Bir çocukta kasık fıtığı için açık cerrahi veya laparoskopi?

Açık tedavi:

  • İÇİN: hızlı 30-40 dakika, aparat-maske anestezisi,karında ağrı yok.
  • EKSİLERİ: 2-5 cm'ye kadar yara izi (cerraha bağlı olarak). Korolyov'daki MedicaMente kliniğindeki bir çocuk cerrahı, çıkarılması gerekmeyen bir intradermal sütür uygular. Çocuk artık hoş olmayan prosedürler yaşamaz. Ameliyattan sonra göze çarpmayan bir iz sadece 2 cm uzunluğundadır.

Laparoskopi:

  • İÇİN: süre yaklaşık 45 dakika, 3 mm aletlerle dikiş yok (6 mm daha var), yara izi: her biri 3 mm'lik üç delikten.
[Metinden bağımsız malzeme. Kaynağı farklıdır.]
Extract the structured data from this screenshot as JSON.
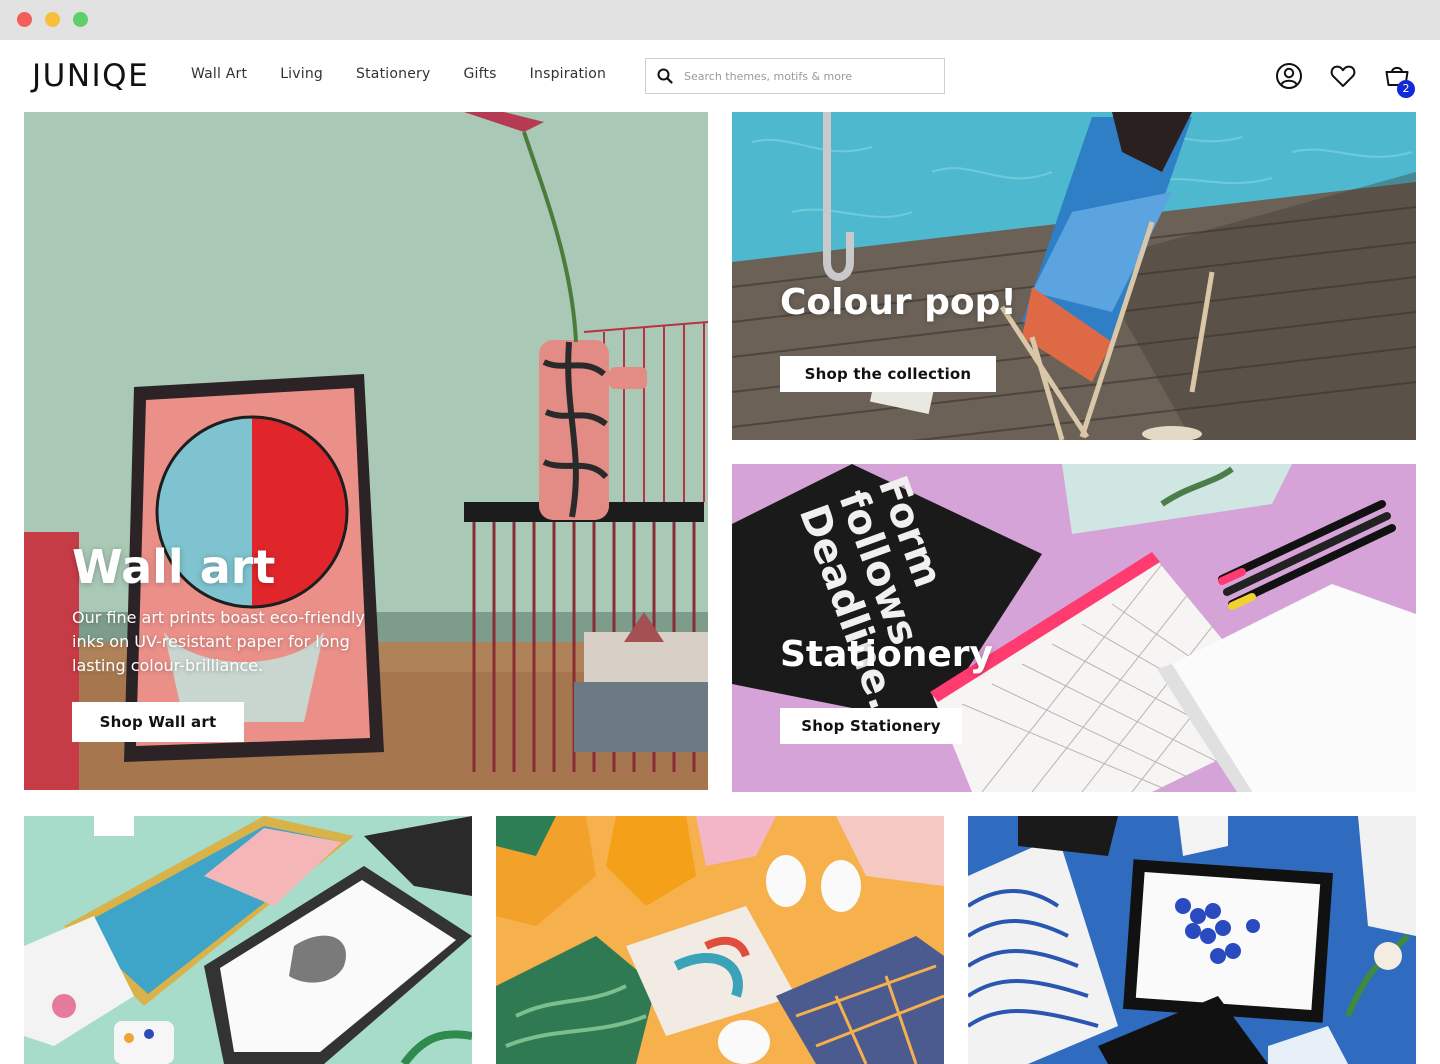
{
  "header": {
    "logo": "JUNIQE",
    "nav": [
      "Wall Art",
      "Living",
      "Stationery",
      "Gifts",
      "Inspiration"
    ],
    "search_placeholder": "Search themes, motifs & more",
    "cart_count": "2",
    "icons": [
      "account-icon",
      "heart-icon",
      "cart-icon"
    ]
  },
  "tiles": {
    "wall_art": {
      "title": "Wall art",
      "description_lines": [
        "Our fine art prints boast eco-friendly",
        "inks on UV-resistant paper for long",
        "lasting colour-brilliance."
      ],
      "button": "Shop Wall art"
    },
    "colour_pop": {
      "title": "Colour pop!",
      "button": "Shop the collection"
    },
    "stationery": {
      "title": "Stationery",
      "button": "Shop Stationery",
      "notebook_text": [
        "Form",
        "follows",
        "Deadline."
      ]
    }
  },
  "colors": {
    "brand": "#111111",
    "badge": "#1129d6",
    "wall_bg": "#a9c6b4",
    "pool": "#49b8cf",
    "stationery_bg": "#d8a6d8",
    "mint": "#a6dccb",
    "orange": "#f7b04a",
    "blue": "#2b6bc0"
  }
}
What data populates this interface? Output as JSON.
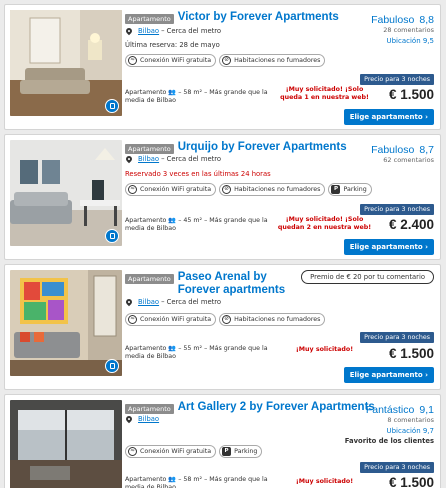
{
  "listings": [
    {
      "tag": "Apartamento",
      "name": "Victor by Forever Apartments",
      "city": "Bilbao",
      "location_note": "– Cerca del metro",
      "note": "Última reserva: 28 de mayo",
      "features": [
        "Conexión WiFi gratuita",
        "Habitaciones no fumadores"
      ],
      "info": "Apartamento 👥 – 58 m² – Más grande que la media de Bilbao",
      "urgent": "¡Muy solicitado! ¡Solo queda 1 en nuestra web!",
      "score_word": "Fabuloso",
      "score": "8,8",
      "reviews": "28 comentarios",
      "location_score": "Ubicación 9,5",
      "price_label": "Precio para 3 noches",
      "price": "€ 1.500",
      "cta": "Elige apartamento ›"
    },
    {
      "tag": "Apartamento",
      "name": "Urquijo by Forever Apartments",
      "city": "Bilbao",
      "location_note": "– Cerca del metro",
      "note": "Reservado 3 veces en las últimas 24 horas",
      "features": [
        "Conexión WiFi gratuita",
        "Habitaciones no fumadores",
        "Parking"
      ],
      "info": "Apartamento 👥 – 45 m² – Más grande que la media de Bilbao",
      "urgent": "¡Muy solicitado! ¡Solo quedan 2 en nuestra web!",
      "score_word": "Fabuloso",
      "score": "8,7",
      "reviews": "62 comentarios",
      "price_label": "Precio para 3 noches",
      "price": "€ 2.400",
      "cta": "Elige apartamento ›"
    },
    {
      "tag": "Apartamento",
      "name": "Paseo Arenal by Forever apartments",
      "city": "Bilbao",
      "location_note": "– Cerca del metro",
      "promo": "Premio de € 20 por tu comentario",
      "features": [
        "Conexión WiFi gratuita",
        "Habitaciones no fumadores"
      ],
      "info": "Apartamento 👥 – 55 m² – Más grande que la media de Bilbao",
      "urgent": "¡Muy solicitado!",
      "price_label": "Precio para 3 noches",
      "price": "€ 1.500",
      "cta": "Elige apartamento ›"
    },
    {
      "tag": "Apartamento",
      "name": "Art Gallery 2 by Forever Apartments",
      "city": "Bilbao",
      "features": [
        "Conexión WiFi gratuita",
        "Parking"
      ],
      "info": "Apartamento 👥 – 58 m² – Más grande que la media de Bilbao",
      "urgent": "¡Muy solicitado!",
      "score_word": "Fantástico",
      "score": "9,1",
      "reviews": "8 comentarios",
      "location_score": "Ubicación 9,7",
      "favorite": "Favorito de los clientes",
      "price_label": "Precio para 3 noches",
      "price": "€ 1.500"
    }
  ],
  "icons": {
    "wifi": "wifi-icon",
    "no_smoking": "no-smoking-icon",
    "parking": "parking-icon",
    "location": "pin-icon",
    "photo_badge": "photo-gallery-icon"
  },
  "colors": {
    "link": "#0077cc",
    "urgent": "#cc0000",
    "price_label_bg": "#2d5a8e"
  }
}
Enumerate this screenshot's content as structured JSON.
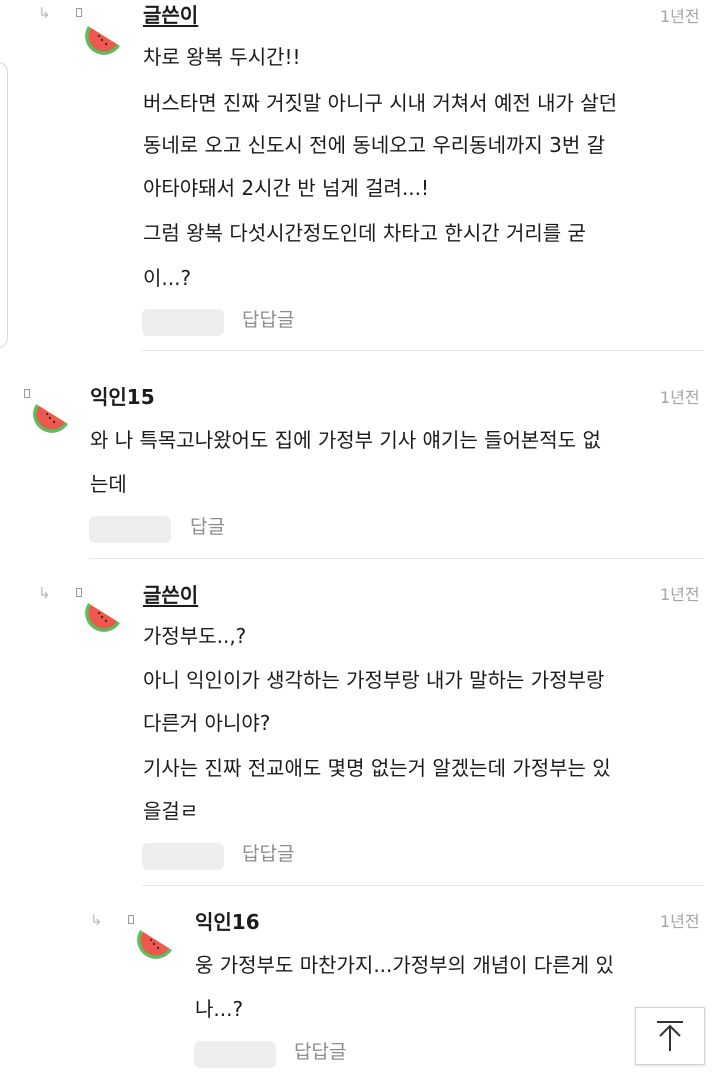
{
  "comments": [
    {
      "author": "글쓴이",
      "time": "1년전",
      "lines": [
        "차로 왕복 두시간!!",
        "버스타면 진짜 거짓말 아니구 시내 거쳐서 예전 내가 살던",
        "동네로 오고 신도시 전에 동네오고 우리동네까지 3번 갈",
        "아타야돼서 2시간 반 넘게 걸려...!",
        "그럼 왕복 다섯시간정도인데 차타고 한시간 거리를 굳",
        "이...?"
      ],
      "reply_label": "답답글"
    },
    {
      "author": "익인15",
      "time": "1년전",
      "lines": [
        "와 나 특목고나왔어도 집에 가정부 기사 얘기는 들어본적도 없",
        "는데"
      ],
      "reply_label": "답글"
    },
    {
      "author": "글쓴이",
      "time": "1년전",
      "lines": [
        "가정부도..,?",
        "아니 익인이가 생각하는 가정부랑 내가 말하는 가정부랑",
        "다른거 아니야?",
        "기사는 진짜 전교애도 몇명 없는거 알겠는데 가정부는 있",
        "을걸ㄹ"
      ],
      "reply_label": "답답글"
    },
    {
      "author": "익인16",
      "time": "1년전",
      "lines": [
        "웅 가정부도 마찬가지...가정부의 개념이 다른게 있",
        "나...?"
      ],
      "reply_label": "답답글"
    }
  ],
  "icons": {
    "reply_arrow": "reply-arrow-icon",
    "avatar": "watermelon-avatar-icon",
    "scroll_top": "arrow-up-to-top-icon"
  },
  "colors": {
    "watermelon_red": "#f0584f",
    "watermelon_green": "#5cbf5a",
    "muted_text": "#a5a5a5"
  }
}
Aynı anda iki taraftan fıtık onarımı yapma imkanı.
  • EKSİLERİ: çocuk endotrakeal anestezi altındadır, periyodik olarak karında ağrı vardır, çoğu zaman yüksek cerrahi tedavi maliyeti (CHI politikası kapsamındaki devlet yapılarında bile).

Ameliyat yönteminin seçimine ilişkin karar, hastanın kapsamlı bir muayenesi, eşlik eden hastalıklarının değerlendirilmesi ve ebeveynleri ile görüşmesinden sonra bir çocuk cerrahı tarafından verilir.

Kasık fıtığının laparoskopisi: operasyonun fiyatı

Çocuklarda kasık fıtığının laparoskopik tedavisi için fiyatlar aşağıdadır. Yetişkinlerde kasık fıtığı ameliyatı fiyatları hakkında bilgi sahibi olabilirsiniz.

* Fiyata şunlar dahildir:
  • 1 gün yataklı konaklama (çift kişilik tuvaletli oda, tv, çizgi film kanalı)
  • anestezik yardım: anestezik Sevoran, yerel ablukanın uygulanması - Naropin
  • ameliyat, gerekli tüm işletim sarf malzemeleri
  • intradermal kozmetik sütür uygulanması - sütürün çıkarılması gerekmez
  • katılan doktorla sürekli telefon iletişimi
  • operasyondan sonraki 30 gün içinde klinikte herhangi bir gün muayene

Operasyonun maliyeti şunları içermez:ameliyat öncesi muayene (testler ikamet yerindeki poliklinikte, tıp merkezimizde - “Ameliyat İçin” panelinde veya herhangi bir ticari laboratuvarda yapılabilir)

** Halka arz sözleşmesi değildir. Tedavi gününde hizmetlerin maliyetini belirtin.